Dünya

Trump–Putin hattı açıldı: Barışa bir adım mı, yeni bir satranç hamlesi mi?

Uluslararası İlişkiler Uzmanı Yıldıran Acar Trump ve Putin görüşmesi sonrası yaşanan son gelişmeleri ve beklentileri Haber7 için değerlendirdi.

Trump–Putin hattı açıldı: Barışa bir adım mı, yeni bir satranç hamlesi mi?
20-05-2025 14:08
Google News

İşte Yıldıran Acar'ın  Trump–Putin hattı açıldı: Barışa bir adım mı, yeni bir satranç hamlesi mi? başlıklı yazısı;

Son bir haftadır dünya gündeminin kalbi adeta İstanbul’da attı. Gözler, Rusya Devlet Başkanı Vladimir Putin’in Ukrayna lideri Zelenskiy ile İstanbul'da yüz yüze görüşüp görüşmeyeceğine çevrilmişti. Tüm dünya bu ihtimali tartıştı. Ancak beklendiği gibi bir zirve gerçekleşmedi. Çünkü Kremlin’e göre Rusya, Ukrayna ile değil, “Kolektif Batı” ile savaş halinde. Moskova açısından Kiev yalnızca bir vekil; asıl muhatap Washington.

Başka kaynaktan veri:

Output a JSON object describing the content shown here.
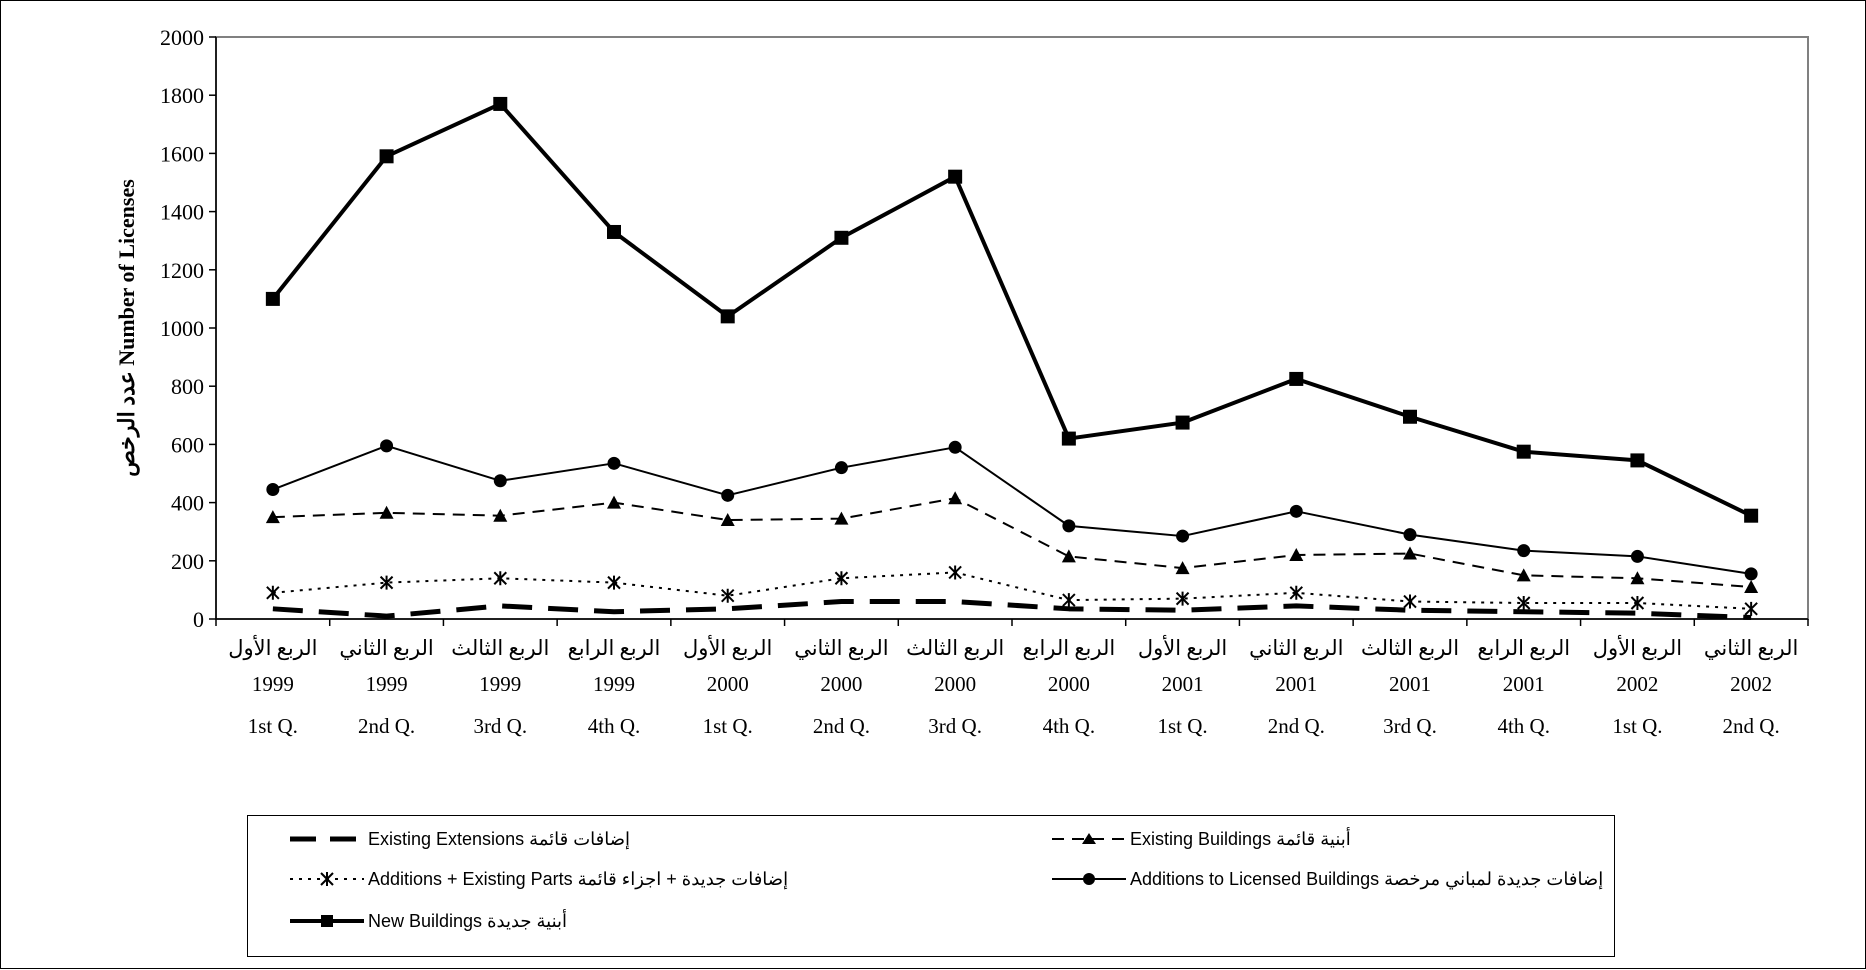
{
  "chart_data": {
    "type": "line",
    "ylabel": "عدد الرخص  Number of Licenses",
    "ylim": [
      0,
      2000
    ],
    "yticks": [
      0,
      200,
      400,
      600,
      800,
      1000,
      1200,
      1400,
      1600,
      1800,
      2000
    ],
    "categories": [
      {
        "ar": "الربع الأول",
        "year": "1999",
        "en": "1st Q."
      },
      {
        "ar": "الربع الثاني",
        "year": "1999",
        "en": "2nd Q."
      },
      {
        "ar": "الربع الثالث",
        "year": "1999",
        "en": "3rd Q."
      },
      {
        "ar": "الربع الرابع",
        "year": "1999",
        "en": "4th Q."
      },
      {
        "ar": "الربع الأول",
        "year": "2000",
        "en": "1st Q."
      },
      {
        "ar": "الربع الثاني",
        "year": "2000",
        "en": "2nd Q."
      },
      {
        "ar": "الربع الثالث",
        "year": "2000",
        "en": "3rd Q."
      },
      {
        "ar": "الربع الرابع",
        "year": "2000",
        "en": "4th Q."
      },
      {
        "ar": "الربع الأول",
        "year": "2001",
        "en": "1st Q."
      },
      {
        "ar": "الربع الثاني",
        "year": "2001",
        "en": "2nd Q."
      },
      {
        "ar": "الربع الثالث",
        "year": "2001",
        "en": "3rd Q."
      },
      {
        "ar": "الربع الرابع",
        "year": "2001",
        "en": "4th Q."
      },
      {
        "ar": "الربع الأول",
        "year": "2002",
        "en": "1st Q."
      },
      {
        "ar": "الربع الثاني",
        "year": "2002",
        "en": "2nd Q."
      }
    ],
    "series": [
      {
        "key": "existing_extensions",
        "name": "Existing Extensions إضافات قائمة",
        "values": [
          35,
          10,
          45,
          25,
          35,
          60,
          60,
          35,
          30,
          45,
          30,
          25,
          20,
          5
        ],
        "color": "#000000",
        "marker": "none",
        "dash": "long"
      },
      {
        "key": "existing_buildings",
        "name": "Existing Buildings أبنية قائمة",
        "values": [
          350,
          365,
          355,
          400,
          340,
          345,
          415,
          215,
          175,
          220,
          225,
          150,
          140,
          110
        ],
        "color": "#000000",
        "marker": "triangle",
        "dash": "medium"
      },
      {
        "key": "additions_existing_parts",
        "name": "Additions + Existing  Parts إضافات جديدة + اجزاء قائمة",
        "values": [
          90,
          125,
          140,
          125,
          80,
          140,
          160,
          65,
          70,
          90,
          60,
          55,
          55,
          35
        ],
        "color": "#000000",
        "marker": "asterisk",
        "dash": "dotted"
      },
      {
        "key": "additions_licensed",
        "name": "Additions to Licensed Buildings إضافات جديدة لمباني مرخصة",
        "values": [
          445,
          595,
          475,
          535,
          425,
          520,
          590,
          320,
          285,
          370,
          290,
          235,
          215,
          155
        ],
        "color": "#000000",
        "marker": "circle",
        "dash": "solid"
      },
      {
        "key": "new_buildings",
        "name": "New  Buildings أبنية جديدة",
        "values": [
          1100,
          1590,
          1770,
          1330,
          1040,
          1310,
          1520,
          620,
          675,
          825,
          695,
          575,
          545,
          355
        ],
        "color": "#000000",
        "marker": "square",
        "dash": "thick"
      }
    ],
    "grid": false,
    "legend_position": "bottom"
  }
}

Bu nedenle Putin, Zelenskiy ile bir araya gelmeyi anlamlı bulmuyor. Onu karar verici olarak görmediği için masaya oturmaya da gerek duymuyor. Tam da bu bağlamda, dün gerçekleşen Trump–Putin telefon görüşmesi büyük önem taşıyor. Bu temas, savaşın geleceğini ve muhtemel barış müzakerelerinin seyrini etkileyebilecek nitelikte.

Peki nedir bu sıkça duyduğumuz “Kolektif Batı” kavramı?

Kökeni Rus siyasi literatürüne dayanan bu ifade; ABD, NATO ve AB ülkelerini kapsayan, genellikle olumsuz çağrışımlarla kullanılan siyasi bir terim. Tarihsel bir arka plandan ziyade, anlık güç dengelerine ve politik pozisyonlara göre şekillenen bir anlam dünyası var. Rus yetkililer bu kavramı özellikle Batı'yı bir blok olarak hedef almak için tercih ediyor.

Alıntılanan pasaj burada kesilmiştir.